With the Strangers “gone” there was no reason to think of them when horror darkened your doorstep. And if you don’t think of them, they don’t come. Because that’s the thing, darlin’: unless you track one down, Strangers don’t bring remedy less’n you have them in mind. You ask me, they’re still out there. Might be one who makes their home outside Freedom Beat with a spectral dog named “Tolliver.” Might be another who wanders the wilds of the Great Northwest in the company of Skookum and PENELOPE LONGLEGS. Could be a few more dotted across the Enameled Plains who haven’t spoken to another living soul in centuries. Without any right to wrong and justice to dispense, these Stranger are probably all wondering why the land suddenly got so peaceful-like.


Can a Stranger stop being a Stranger? Good question. They can, darlin’.It’s as simple as taking off the black and red, folding it up all nice, and laying guns over it.  Yet very few have ever done it. KALI MANTLO was one. She was a Miss Wizard with mahogany skin that’d take your breath away. Kali had laid down for a nap at a Suffer Swap she was attending. While she slept--and the slumber of a Miss Wizard is deeper than Glory Tale Lake--the swap was raided by DEEJENS who had somehow enlisted the services of not one, but two DEATH SHERIFFS. She awoke just as they were riding away loaded with gold and the corpses of her wizarding sisters--no doubt to keep as playthings until they spoiled.

Kali then did what no Miss Wizard outside of Glory Tale City has done since. She washed away her red and blue face paint, exposed that mahogany to the world, and tracked the trail of those scoundrels across desert and grassland all the way back to their subterranean outpost near the foothills of GREAT MAIDEN MOUNTAIN. Any who dared to impede her for no other reason than the skin that could take your breath away had theirs stolen twice as swift, for Kali Mantlo’s inexorable march to vengeance would brook no small, hateful minds.
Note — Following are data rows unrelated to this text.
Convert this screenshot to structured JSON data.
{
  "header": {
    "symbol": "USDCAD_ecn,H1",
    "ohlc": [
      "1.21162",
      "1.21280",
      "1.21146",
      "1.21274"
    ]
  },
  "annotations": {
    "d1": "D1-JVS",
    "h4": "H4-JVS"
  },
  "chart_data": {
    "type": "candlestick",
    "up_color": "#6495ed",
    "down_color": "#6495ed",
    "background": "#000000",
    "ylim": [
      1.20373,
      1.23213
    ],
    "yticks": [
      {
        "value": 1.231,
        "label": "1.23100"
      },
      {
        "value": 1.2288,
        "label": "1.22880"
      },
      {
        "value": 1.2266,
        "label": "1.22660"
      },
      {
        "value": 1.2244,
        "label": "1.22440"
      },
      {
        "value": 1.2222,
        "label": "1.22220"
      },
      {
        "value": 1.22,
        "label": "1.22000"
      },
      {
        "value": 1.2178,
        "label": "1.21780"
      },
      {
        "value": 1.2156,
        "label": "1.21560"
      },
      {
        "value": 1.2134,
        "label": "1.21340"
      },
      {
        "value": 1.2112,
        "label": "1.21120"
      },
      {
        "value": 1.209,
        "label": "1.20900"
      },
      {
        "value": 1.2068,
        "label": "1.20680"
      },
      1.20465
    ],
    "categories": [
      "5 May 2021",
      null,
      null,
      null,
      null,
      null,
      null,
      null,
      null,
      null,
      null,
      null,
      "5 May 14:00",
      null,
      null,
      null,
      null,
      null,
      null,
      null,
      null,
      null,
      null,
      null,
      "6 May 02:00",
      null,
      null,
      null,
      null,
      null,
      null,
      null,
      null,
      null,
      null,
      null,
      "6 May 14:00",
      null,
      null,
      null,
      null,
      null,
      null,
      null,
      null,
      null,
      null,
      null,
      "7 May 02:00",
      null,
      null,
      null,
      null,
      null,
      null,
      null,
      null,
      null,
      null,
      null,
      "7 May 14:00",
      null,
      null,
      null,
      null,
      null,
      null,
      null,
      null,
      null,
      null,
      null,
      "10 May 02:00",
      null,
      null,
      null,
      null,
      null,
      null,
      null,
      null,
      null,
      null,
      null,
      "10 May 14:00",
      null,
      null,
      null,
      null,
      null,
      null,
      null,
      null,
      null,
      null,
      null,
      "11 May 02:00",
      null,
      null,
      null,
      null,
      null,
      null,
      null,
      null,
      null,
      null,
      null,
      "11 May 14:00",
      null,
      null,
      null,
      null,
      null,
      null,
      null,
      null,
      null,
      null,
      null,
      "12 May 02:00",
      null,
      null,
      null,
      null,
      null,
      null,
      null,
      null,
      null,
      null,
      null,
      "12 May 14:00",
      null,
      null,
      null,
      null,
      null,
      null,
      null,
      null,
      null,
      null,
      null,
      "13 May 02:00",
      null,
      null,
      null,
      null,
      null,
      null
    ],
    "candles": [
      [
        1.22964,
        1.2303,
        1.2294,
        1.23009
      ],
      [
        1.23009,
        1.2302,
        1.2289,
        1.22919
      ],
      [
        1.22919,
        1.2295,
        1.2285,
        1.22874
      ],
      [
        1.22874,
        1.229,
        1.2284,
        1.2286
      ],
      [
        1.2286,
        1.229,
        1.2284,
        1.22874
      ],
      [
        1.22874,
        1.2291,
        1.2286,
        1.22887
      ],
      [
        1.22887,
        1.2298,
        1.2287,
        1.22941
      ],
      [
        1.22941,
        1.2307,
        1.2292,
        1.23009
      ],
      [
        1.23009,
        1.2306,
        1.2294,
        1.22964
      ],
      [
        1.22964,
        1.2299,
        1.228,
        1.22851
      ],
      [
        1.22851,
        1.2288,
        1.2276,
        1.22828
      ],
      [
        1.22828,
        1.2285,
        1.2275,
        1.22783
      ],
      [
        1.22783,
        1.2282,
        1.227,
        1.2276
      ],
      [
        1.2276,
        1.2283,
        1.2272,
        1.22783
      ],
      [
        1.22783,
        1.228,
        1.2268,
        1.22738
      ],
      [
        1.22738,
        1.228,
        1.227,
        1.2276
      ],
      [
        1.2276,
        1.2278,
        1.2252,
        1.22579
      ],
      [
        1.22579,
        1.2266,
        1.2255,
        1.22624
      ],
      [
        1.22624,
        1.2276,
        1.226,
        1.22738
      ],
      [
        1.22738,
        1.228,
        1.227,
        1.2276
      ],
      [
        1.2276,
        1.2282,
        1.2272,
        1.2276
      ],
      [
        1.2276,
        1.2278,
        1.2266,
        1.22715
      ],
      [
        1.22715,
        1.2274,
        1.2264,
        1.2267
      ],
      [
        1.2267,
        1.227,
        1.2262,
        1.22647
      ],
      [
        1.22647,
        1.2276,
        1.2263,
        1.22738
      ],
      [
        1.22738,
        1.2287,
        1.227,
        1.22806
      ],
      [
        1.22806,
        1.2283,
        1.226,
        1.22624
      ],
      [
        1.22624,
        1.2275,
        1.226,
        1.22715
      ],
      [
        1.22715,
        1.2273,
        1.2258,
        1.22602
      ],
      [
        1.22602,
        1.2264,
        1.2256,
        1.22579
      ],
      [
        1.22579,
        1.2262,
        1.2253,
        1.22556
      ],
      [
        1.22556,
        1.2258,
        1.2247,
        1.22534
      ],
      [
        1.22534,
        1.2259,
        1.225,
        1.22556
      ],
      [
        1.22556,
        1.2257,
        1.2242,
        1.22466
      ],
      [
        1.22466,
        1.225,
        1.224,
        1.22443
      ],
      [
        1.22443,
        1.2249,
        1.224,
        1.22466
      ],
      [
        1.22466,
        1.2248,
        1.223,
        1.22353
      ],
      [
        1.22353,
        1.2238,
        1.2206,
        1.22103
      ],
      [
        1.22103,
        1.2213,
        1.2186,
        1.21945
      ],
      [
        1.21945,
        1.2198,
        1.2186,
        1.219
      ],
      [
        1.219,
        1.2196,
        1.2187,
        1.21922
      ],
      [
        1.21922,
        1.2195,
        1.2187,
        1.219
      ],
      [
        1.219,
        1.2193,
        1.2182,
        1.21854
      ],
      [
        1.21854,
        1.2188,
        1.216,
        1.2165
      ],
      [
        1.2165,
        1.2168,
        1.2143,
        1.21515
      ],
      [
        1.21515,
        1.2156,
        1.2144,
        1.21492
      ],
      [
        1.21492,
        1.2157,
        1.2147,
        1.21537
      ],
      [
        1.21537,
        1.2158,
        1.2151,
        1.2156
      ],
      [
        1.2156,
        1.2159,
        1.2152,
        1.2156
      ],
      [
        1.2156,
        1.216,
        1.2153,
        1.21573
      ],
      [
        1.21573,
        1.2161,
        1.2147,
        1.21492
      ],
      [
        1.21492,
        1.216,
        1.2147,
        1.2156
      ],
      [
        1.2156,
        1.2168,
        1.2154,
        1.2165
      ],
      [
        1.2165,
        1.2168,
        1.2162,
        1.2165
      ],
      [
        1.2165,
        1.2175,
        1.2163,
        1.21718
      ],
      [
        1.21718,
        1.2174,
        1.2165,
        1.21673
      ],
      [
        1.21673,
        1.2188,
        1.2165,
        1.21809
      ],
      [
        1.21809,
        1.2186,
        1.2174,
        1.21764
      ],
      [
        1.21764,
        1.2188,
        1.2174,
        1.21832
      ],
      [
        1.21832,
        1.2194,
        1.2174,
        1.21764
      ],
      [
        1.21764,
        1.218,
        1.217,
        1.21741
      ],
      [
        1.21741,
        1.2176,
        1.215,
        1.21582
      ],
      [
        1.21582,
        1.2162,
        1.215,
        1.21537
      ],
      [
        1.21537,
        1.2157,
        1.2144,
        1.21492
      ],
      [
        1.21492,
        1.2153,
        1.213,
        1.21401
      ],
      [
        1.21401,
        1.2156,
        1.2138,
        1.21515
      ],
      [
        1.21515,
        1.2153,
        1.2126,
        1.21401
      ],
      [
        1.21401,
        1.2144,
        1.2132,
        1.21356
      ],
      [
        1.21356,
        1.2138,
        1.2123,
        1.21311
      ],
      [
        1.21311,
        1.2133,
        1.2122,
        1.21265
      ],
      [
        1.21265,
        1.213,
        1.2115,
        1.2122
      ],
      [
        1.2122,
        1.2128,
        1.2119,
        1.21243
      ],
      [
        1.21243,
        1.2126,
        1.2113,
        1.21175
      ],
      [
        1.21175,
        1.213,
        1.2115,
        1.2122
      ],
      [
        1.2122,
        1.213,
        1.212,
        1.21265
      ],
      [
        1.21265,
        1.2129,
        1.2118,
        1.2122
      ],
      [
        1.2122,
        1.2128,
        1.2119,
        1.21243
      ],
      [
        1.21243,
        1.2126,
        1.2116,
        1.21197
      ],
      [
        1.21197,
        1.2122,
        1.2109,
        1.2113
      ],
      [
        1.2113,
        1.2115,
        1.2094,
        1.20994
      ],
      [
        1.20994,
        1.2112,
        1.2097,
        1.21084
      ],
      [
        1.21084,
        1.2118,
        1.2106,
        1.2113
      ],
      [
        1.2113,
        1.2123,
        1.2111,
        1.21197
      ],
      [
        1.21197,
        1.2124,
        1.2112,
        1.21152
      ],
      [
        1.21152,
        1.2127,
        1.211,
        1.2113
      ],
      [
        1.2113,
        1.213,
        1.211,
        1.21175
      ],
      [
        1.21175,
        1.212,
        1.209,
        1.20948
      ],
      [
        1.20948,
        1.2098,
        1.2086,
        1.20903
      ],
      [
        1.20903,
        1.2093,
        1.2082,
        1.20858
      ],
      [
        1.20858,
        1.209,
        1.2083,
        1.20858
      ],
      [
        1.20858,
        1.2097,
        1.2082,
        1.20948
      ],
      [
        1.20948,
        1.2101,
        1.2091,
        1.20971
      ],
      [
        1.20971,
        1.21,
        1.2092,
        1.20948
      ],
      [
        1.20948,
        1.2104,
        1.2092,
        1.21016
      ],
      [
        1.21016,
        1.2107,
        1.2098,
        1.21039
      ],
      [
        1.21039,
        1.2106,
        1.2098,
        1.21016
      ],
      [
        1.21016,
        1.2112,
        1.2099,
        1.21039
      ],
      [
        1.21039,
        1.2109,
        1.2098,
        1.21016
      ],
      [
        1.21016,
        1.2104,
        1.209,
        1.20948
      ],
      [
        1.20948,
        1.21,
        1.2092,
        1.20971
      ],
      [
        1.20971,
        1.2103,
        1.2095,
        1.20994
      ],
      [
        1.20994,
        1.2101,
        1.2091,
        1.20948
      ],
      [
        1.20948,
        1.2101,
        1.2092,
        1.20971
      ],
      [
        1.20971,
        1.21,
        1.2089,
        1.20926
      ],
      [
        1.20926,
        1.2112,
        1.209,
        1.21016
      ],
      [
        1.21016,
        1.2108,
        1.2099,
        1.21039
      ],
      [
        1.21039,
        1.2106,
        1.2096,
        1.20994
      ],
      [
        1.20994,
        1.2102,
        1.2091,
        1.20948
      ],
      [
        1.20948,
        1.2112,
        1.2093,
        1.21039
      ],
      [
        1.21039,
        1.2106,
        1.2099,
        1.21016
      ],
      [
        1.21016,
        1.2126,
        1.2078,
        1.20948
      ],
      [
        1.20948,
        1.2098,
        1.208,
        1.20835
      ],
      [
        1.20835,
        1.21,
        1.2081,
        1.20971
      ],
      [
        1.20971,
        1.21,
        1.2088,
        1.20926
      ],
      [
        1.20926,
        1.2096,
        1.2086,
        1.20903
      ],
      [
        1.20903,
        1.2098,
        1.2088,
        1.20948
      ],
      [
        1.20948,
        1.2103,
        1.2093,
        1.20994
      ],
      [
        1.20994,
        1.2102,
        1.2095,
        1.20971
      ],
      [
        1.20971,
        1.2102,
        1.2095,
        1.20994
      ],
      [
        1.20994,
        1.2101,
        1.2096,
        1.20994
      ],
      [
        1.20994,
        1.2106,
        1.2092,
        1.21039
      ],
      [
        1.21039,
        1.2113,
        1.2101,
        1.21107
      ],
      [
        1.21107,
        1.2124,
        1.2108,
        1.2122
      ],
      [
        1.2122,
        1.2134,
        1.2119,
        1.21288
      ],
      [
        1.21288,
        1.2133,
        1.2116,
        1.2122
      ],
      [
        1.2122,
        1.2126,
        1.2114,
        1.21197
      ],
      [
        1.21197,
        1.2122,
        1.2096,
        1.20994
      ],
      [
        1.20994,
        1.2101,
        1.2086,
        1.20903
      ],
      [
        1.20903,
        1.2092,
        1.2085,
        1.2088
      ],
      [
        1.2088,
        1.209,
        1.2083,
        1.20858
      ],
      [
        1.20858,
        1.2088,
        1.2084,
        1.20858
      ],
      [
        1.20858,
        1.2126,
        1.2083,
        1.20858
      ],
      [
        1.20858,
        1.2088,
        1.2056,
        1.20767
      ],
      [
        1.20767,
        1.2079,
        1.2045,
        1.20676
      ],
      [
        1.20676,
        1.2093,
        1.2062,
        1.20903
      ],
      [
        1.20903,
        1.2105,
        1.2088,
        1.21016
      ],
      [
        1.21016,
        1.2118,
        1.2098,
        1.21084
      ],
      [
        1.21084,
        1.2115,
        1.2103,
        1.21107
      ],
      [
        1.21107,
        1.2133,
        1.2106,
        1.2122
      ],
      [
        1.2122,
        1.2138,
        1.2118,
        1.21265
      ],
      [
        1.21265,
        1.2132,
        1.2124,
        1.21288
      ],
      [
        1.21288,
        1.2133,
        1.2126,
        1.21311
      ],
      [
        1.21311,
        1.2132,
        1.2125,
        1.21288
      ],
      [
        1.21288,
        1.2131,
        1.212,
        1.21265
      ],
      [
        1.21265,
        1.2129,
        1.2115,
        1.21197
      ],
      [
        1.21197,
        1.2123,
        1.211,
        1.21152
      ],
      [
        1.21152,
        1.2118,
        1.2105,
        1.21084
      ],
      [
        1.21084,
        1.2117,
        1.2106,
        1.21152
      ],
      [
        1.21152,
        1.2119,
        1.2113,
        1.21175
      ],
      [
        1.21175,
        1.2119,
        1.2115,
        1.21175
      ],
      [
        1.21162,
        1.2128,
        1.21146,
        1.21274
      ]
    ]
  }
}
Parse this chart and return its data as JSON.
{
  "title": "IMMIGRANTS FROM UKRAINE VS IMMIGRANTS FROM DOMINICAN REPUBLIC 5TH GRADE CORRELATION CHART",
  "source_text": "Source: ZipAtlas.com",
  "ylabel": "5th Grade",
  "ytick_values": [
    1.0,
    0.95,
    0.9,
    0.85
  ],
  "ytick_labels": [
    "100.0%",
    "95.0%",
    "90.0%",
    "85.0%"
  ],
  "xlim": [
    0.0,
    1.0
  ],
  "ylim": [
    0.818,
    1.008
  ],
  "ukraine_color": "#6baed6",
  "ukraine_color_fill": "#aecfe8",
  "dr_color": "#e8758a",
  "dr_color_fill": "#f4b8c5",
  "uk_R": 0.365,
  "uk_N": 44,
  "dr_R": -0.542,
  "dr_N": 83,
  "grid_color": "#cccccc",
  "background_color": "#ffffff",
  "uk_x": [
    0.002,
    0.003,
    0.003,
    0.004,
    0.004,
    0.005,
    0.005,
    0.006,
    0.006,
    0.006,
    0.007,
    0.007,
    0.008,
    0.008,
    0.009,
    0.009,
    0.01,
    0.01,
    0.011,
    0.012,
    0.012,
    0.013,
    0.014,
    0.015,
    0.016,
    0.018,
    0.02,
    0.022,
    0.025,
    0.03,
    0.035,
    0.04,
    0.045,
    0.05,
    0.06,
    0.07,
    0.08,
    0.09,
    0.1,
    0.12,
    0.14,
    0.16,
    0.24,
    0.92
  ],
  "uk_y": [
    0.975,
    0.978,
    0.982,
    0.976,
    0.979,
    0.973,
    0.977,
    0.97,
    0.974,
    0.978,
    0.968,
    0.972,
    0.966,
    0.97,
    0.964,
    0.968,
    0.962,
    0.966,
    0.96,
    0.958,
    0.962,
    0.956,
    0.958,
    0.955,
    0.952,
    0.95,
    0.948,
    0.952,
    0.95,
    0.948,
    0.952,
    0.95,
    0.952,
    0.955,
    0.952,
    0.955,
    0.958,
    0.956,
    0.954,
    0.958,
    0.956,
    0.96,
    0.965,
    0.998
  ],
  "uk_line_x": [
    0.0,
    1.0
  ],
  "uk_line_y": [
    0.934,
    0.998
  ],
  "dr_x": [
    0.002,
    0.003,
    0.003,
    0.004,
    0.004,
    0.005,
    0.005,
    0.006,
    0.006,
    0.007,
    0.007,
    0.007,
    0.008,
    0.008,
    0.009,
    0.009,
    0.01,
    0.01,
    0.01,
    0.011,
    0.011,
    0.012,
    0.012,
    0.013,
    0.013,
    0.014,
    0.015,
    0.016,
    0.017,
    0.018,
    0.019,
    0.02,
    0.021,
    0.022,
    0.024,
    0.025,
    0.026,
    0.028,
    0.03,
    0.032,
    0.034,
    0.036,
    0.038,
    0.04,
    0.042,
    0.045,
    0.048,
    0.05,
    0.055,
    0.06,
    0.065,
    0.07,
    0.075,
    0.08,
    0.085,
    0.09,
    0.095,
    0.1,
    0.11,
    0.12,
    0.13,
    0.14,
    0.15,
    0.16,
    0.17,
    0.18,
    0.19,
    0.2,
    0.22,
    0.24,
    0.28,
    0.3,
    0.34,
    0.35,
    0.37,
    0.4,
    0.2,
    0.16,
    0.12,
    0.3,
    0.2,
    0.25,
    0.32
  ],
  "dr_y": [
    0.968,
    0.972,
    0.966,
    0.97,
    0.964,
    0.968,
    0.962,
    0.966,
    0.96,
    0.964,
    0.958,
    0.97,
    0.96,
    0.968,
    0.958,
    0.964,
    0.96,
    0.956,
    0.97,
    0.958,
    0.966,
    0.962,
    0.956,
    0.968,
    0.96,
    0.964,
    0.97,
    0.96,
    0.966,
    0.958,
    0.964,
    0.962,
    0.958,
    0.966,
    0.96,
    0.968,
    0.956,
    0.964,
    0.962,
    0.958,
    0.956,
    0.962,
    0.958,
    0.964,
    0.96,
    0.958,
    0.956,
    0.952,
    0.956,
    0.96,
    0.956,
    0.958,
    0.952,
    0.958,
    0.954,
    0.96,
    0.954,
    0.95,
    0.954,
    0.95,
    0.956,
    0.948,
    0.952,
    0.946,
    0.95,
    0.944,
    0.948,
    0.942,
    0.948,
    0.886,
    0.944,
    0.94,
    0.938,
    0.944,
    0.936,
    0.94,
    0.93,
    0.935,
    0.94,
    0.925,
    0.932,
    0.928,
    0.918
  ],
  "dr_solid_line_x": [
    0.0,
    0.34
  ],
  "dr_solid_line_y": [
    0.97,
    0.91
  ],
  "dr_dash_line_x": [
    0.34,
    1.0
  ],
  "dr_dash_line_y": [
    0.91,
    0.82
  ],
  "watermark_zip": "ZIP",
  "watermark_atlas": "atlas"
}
It is unknown what magics Kali worked in the bowels of the New World that day to cleanse it of a horde of Deejens and their two infernal avatars of death. What is almost certainly a fact, however, is that The School and the Miss Wizards have been less than truthful when it comes to disclosing the full measure of their abilities.

When Kali emerged from the earth, missing an arm and a foot, she was met by two riders wearing the black and red. Kali knew they were Strangers and she said nothing when they put the black and red around her shoulders and pulled her new gun belt tight. When they offered her a book she stepped forward and took it with both hands, not in the least bit surprised that her arm and foot had returned. For the next fifty years Kali Mantlo traveled from town to town as she was needed and acted as the hammer of the weak. And even those who withdrew in fear and disgust at her skin came to begrudging affection when she brought remedy to their anguish. Her guns were named STARSHINE and BRANDY. Her horse was named BILL RACCOON. She was known as The Greatest of The Strangers.

Kali disappeared shortly before The Never Come Again was announced by The Great Graces. Starshine and Brandy were found crossed over her black and red a little ways outside Mountain’s Majesty. Some like to think she’s still out there somewhere, either giving relief to those in need or living peacefully where silence is the sweetest music of all. At least I do.